Estamos todavía con los ecos de la jornada del DOMUND que celebramos el domingo pasado. Seguro que estos días hemos tenido oportunidad de conocer algo más la gran labor de nuestros misioneros que están sembrando el Amor de Dios a lo largo y ancho del mundo. También está muy reciente el galardón concedido a Manos Unidas en Oviedo, y por si fuera poco acaba de salir en muchos medios de comunicación el último informe anual de Caritas. Seguimos viendo cómo esta organización de la Iglesia atiende cada vez a más personas, algo que por desgracia parece que irá a más en los próximos meses, pero a la vez llama mucho la atención ver que aumenta sin parar el número de voluntarios, de cristianos que sienten la llamada a hacer algo y que se unen, cada uno con su capacidad, a esta gran labor de la Iglesia. Qué sano orgullo podemos sentir todos, y qué evidente es la siembra de bien que la Iglesia está haciendo en tantas familias y en tantos pueblos.Las lecturas de hoy nos recuerdan otro gran bien que la fe cristiana ha hecho a este mundo, desde hace muchos siglos. Hoy se nos presenta de una manera muy nítida una aportación cristiana tan propia como la visión de un Dios lleno de amor y ternura por los suyos, especialmente por los que menos se la merecen. Nos dice el libro de la Sabiduría: “a todos perdonas porque son tuyos, Señor, amigo de la vida”. Y en el salmo hemos escuchado: “el Señor es cariñoso con todas sus criaturas”. Y esto no porque nos lo imaginemos así, sino porque lo hemos visto hecho realidad en la vida de Jesús. Pocas escenas como el encuentro de Zaqueo con Jesús, que acabamos de escuchar, nos hablan tanto al corazón del amor compasivo de nuestro Dios.

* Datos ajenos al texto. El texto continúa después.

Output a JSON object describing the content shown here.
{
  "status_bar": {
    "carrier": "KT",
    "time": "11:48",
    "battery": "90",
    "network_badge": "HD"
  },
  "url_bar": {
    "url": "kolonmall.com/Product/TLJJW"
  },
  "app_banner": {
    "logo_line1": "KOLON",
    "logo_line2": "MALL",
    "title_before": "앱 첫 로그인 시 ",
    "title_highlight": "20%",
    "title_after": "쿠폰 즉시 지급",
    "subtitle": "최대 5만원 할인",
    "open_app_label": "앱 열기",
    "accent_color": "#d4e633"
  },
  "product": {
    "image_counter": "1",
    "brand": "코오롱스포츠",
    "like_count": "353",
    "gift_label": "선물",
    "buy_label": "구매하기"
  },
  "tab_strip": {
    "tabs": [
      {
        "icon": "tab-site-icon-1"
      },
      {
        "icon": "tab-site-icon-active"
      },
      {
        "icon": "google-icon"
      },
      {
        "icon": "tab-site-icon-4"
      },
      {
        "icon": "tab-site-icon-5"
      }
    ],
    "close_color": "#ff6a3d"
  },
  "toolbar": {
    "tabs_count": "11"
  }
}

En efecto, Zaqueo es el resumen de todo lo que Dios podría rechazar. Lo de menos, claro, es que “fuera bajo de estatura”. El problema es que era un publicano, es decir, un corrupto traidor a su pueblo, metido hasta el cuello en todo tipo de negocios turbios y apaños fraudulentos; si era rico suponemos que lo sería a base de la rapiña, la violencia, la prepotencia y la absoluta entrega a sus caprichos. ¿Qué haríamos nosotros con una persona así? Rechazarla, ignorarla, castigarla, desearle todo tipo de mal, muerte lenta incluida, despreciarla, criticarla…

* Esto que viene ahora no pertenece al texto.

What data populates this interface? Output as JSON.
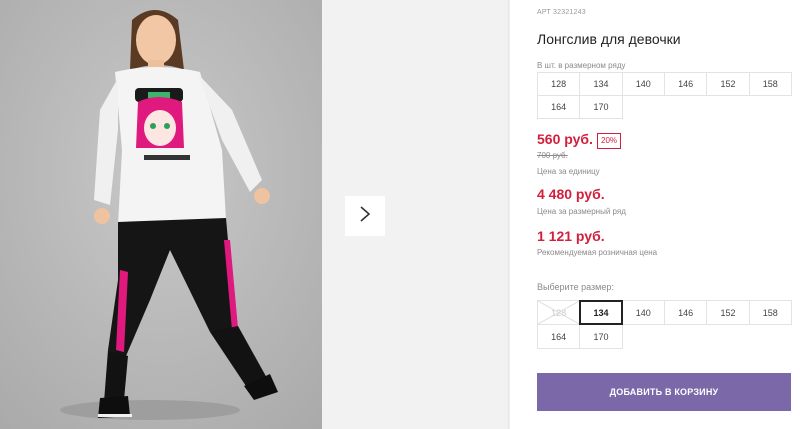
{
  "product": {
    "article": "АРТ 32321243",
    "title": "Лонгслив для девочки",
    "image_alt": "Girl wearing white longsleeve with anime print and black pants with pink stripes"
  },
  "size_row": {
    "caption": "В шт. в размерном ряду",
    "sizes": [
      "128",
      "134",
      "140",
      "146",
      "152",
      "158",
      "164",
      "170"
    ]
  },
  "pricing": {
    "price": "560 руб.",
    "discount": "20%",
    "old_price": "700 руб.",
    "price_caption": "Цена за единицу",
    "row_price": "4 480 руб.",
    "row_price_caption": "Цена за размерный ряд",
    "retail_price": "1 121 руб.",
    "retail_price_caption": "Рекомендуемая розничная цена"
  },
  "size_select": {
    "caption": "Выберите размер:",
    "sizes": [
      "128",
      "134",
      "140",
      "146",
      "152",
      "158",
      "164",
      "170"
    ],
    "selected": "134",
    "unavailable": [
      "128"
    ]
  },
  "cart": {
    "button_label": "ДОБАВИТЬ В КОРЗИНУ"
  },
  "gallery": {
    "next_icon": "chevron-right-icon"
  },
  "colors": {
    "price": "#d21f3c",
    "button": "#7a68a8"
  }
}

Menos mal que Dios no es como nosotros, y responde a Zaqueo con una misericordia y una compasión tan enorme que le cambia el corazón, hasta el punto de que termina por decirle a Jesús: “La mitad de mis bienes se lo doy a los pobres”. En vez de fulminarle con un rayo en lo alto del árbol, le invita a descender de él para acoger el amor de Jesús en su propia casa. Menos mal, porque nosotros sí que somos como Zaqueo. También en nuestra vida hay una buena lista de pecados, pasados o presentes, y una gran riqueza de nosotros mismos, hasta el punto de que con demasiada frecuencia estamos dispuestos a cualquier cosa con tal de no despojarnos de nuestros planes… o de no pedir perdón.
Dios nos trata a nosotros con la misma compasión con la que trató a Zaqueo. Por eso descubrimos que nuestro Dios es un inmenso abismo de compasión para los necesitados y de misericordia para los pecadores. Por eso un cristiano cuando piensa en su Dios siempre piensa en alguien que le ama, que le comprende, que le espera, y que está dispuesto a colmar de bondad cualquier apertura que tengamos hacia El. Un cristiano, contemplando el desenlace del encuentro entre Zaqueo y Jesús, sabe que nada de lo que hagamos será capaz de hacer que El nos deje de amar y de esperar.
Aquí está la raíz verdadera de la labor de la Iglesia: cuando te has encontrado de verdad con una compasión y una misericordia tan enormes, no puedes menos que hacer tú lo mismo. Este inagotable amor compasivo de Dios es el motor de la inacabable labor asistencial de la Iglesia, y en él podrás encontrar fuerza para caminar con esperanza y para seguir sembrando lo que recibes de El.